I do wonder if it would help to let BIL/SIL know how much you’re struggling? Either way, please Give yourself the space you need and deserve. sending an unmumsnetty hug, and if anyone tells you you’re being petty, please tell them to F right off.

Mancala · 24/03/2025 18:47

Your feelings are your feelings they are valid. Most people would feel a similar way in your situation. But you are right to recognise you are being unreasonable here. It is not her fault she is annoyingly beautiful and privileged and fertile, any more than your struggles are your fault. It is life and life is shit sometimes.

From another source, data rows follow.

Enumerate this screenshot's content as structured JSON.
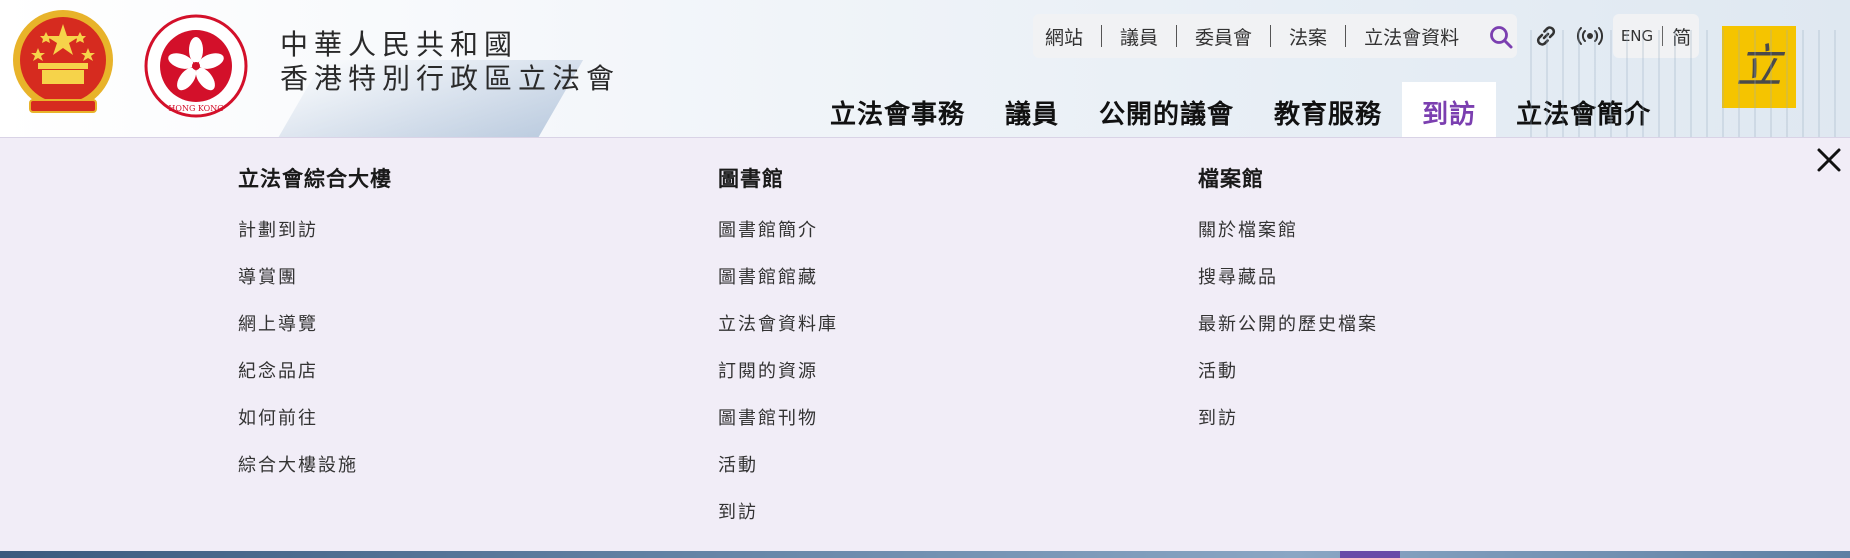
{
  "header": {
    "title_line1": "中華人民共和國",
    "title_line2": "香港特別行政區立法會",
    "hk_emblem_text": "HONG KONG",
    "logo_char": "立",
    "utility_links": [
      "網站",
      "議員",
      "委員會",
      "法案",
      "立法會資料"
    ],
    "language": {
      "eng": "ENG",
      "simplified": "简"
    },
    "nav": [
      {
        "label": "立法會事務",
        "active": false
      },
      {
        "label": "議員",
        "active": false
      },
      {
        "label": "公開的議會",
        "active": false
      },
      {
        "label": "教育服務",
        "active": false
      },
      {
        "label": "到訪",
        "active": true
      },
      {
        "label": "立法會簡介",
        "active": false
      }
    ]
  },
  "mega_menu": {
    "columns": [
      {
        "heading": "立法會綜合大樓",
        "items": [
          "計劃到訪",
          "導賞團",
          "網上導覽",
          "紀念品店",
          "如何前往",
          "綜合大樓設施"
        ]
      },
      {
        "heading": "圖書館",
        "items": [
          "圖書館簡介",
          "圖書館館藏",
          "立法會資料庫",
          "訂閱的資源",
          "圖書館刊物",
          "活動",
          "到訪"
        ]
      },
      {
        "heading": "檔案館",
        "items": [
          "關於檔案館",
          "搜尋藏品",
          "最新公開的歷史檔案",
          "活動",
          "到訪"
        ]
      }
    ]
  },
  "colors": {
    "accent_purple": "#7b3fb0",
    "menu_background": "#f1edf7",
    "logo_yellow": "#f5c400",
    "hk_red": "#d3102a",
    "prc_red": "#d62b1f",
    "prc_gold": "#e8b32a"
  },
  "icons": {
    "search": "search-icon",
    "link": "link-icon",
    "broadcast": "broadcast-icon",
    "close": "close-icon"
  }
}
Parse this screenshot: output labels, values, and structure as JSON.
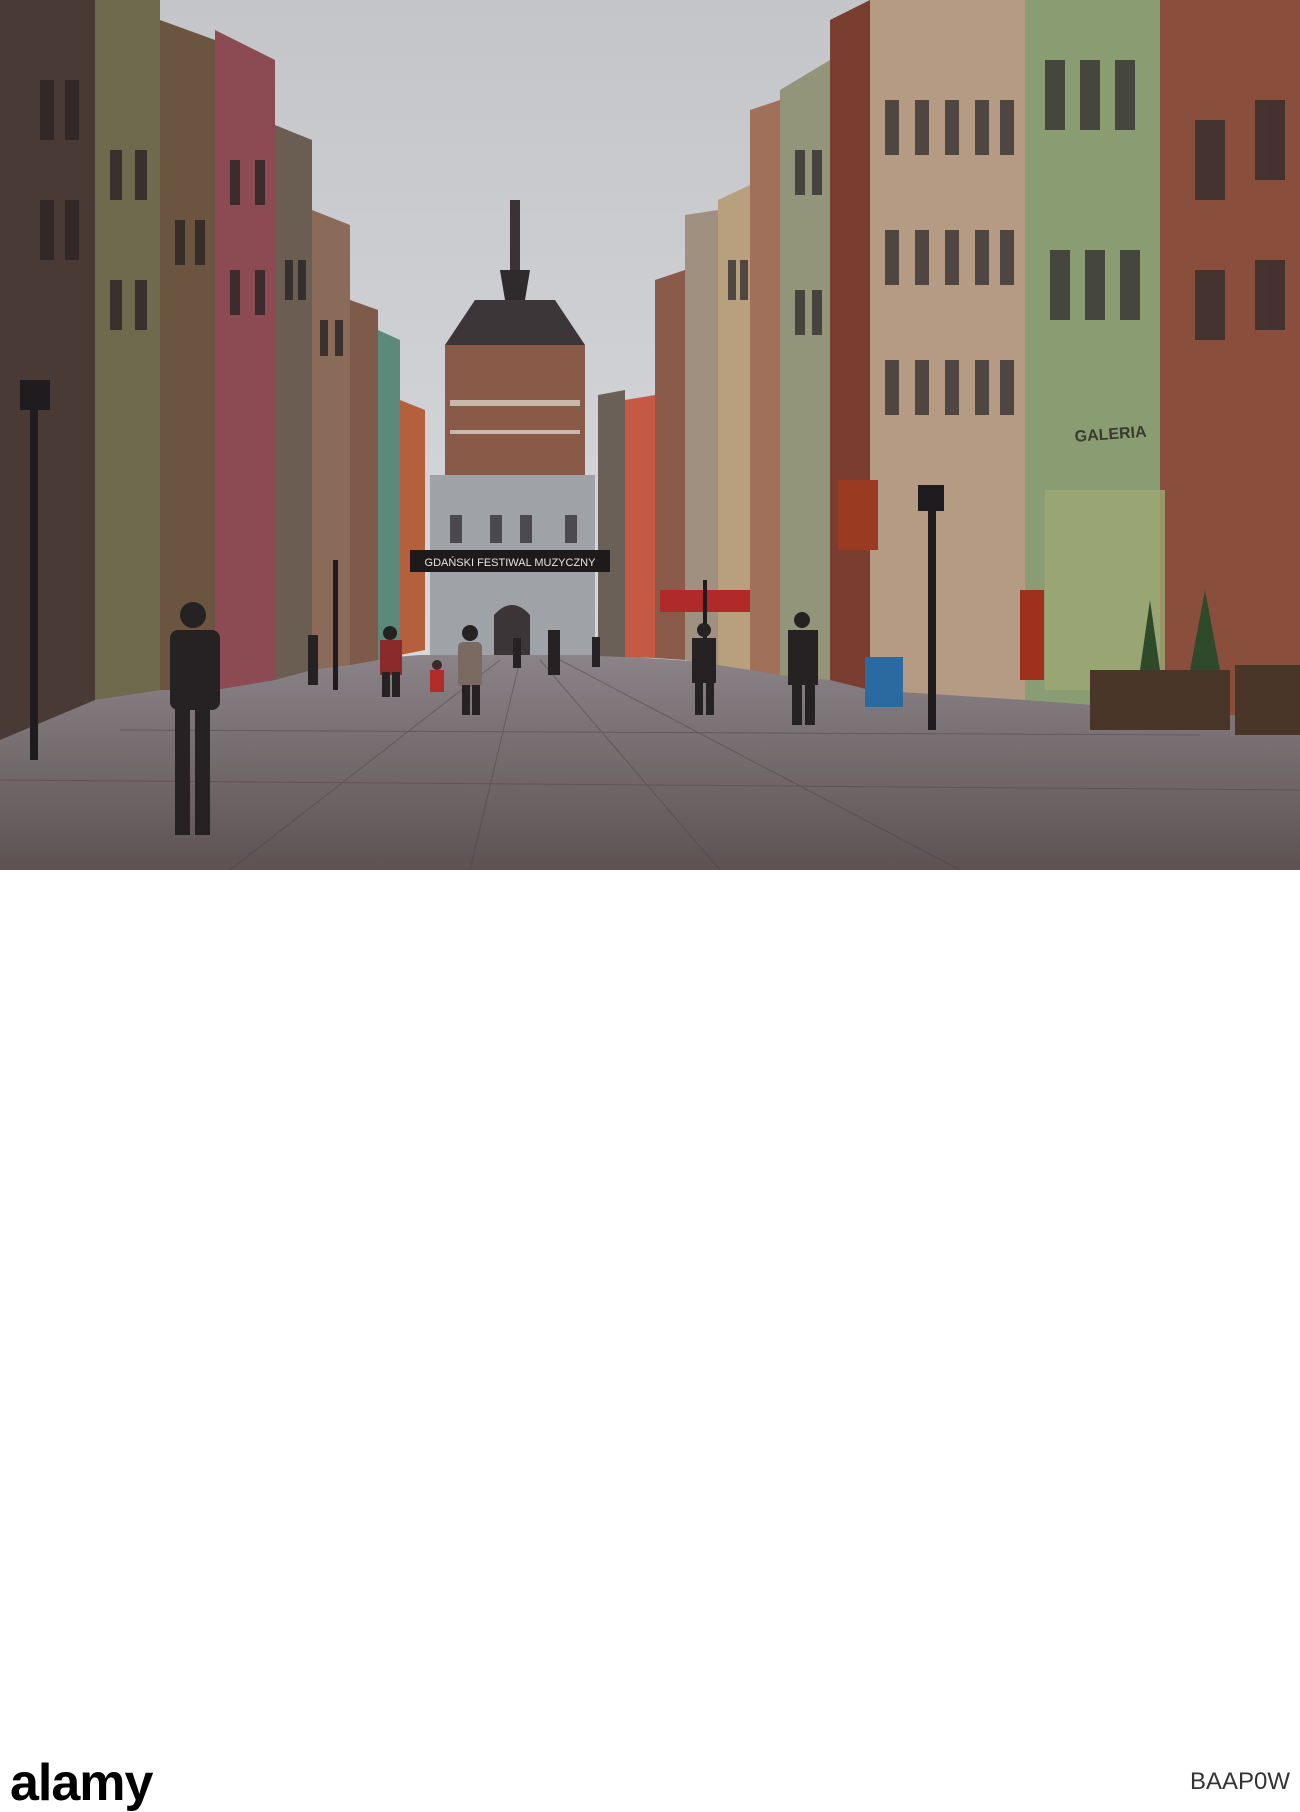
{
  "banner": {
    "text": "GDAŃSKI FESTIWAL MUZYCZNY"
  },
  "shop_signs": {
    "galeria": "GALERIA"
  },
  "footer": {
    "brand": "alamy",
    "image_id": "BAAP0W"
  },
  "colors": {
    "sky": "#cfd1d4",
    "pavement": "#6e6264",
    "footer_bg": "#ffffff",
    "brand_text": "#000000"
  }
}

I think the hardest I've ever cried was when, in the midst of years of (admittedly secondary) infertility struggles my beautiful cousin and friend text me to say she was pg with her second child. We were briefly pg together when she had her first and then I had my first, traumatic, mc. I could tell the wider family were worried and pussyfooting around me and her a bit at the time as we were due to meet, but she handled it brilliantly, the best of them all tbh. I had nothing but joy when her DC was born. But several years of struggle on, and of all the painful things that had happened, it was that text announcing her second that actually broke me. It doesn't matter why, it just did. I took my time to feel it because it was real. But, you have to separate your valid human feelings from other people who have nothing to do with it. By the time her dc2 was born, I was happy for them. Op, if it's too painful to see them for a while, that's ok. But their lives have nothing to do with your struggles, and if she was ugly and infertile it would make no difference to your life.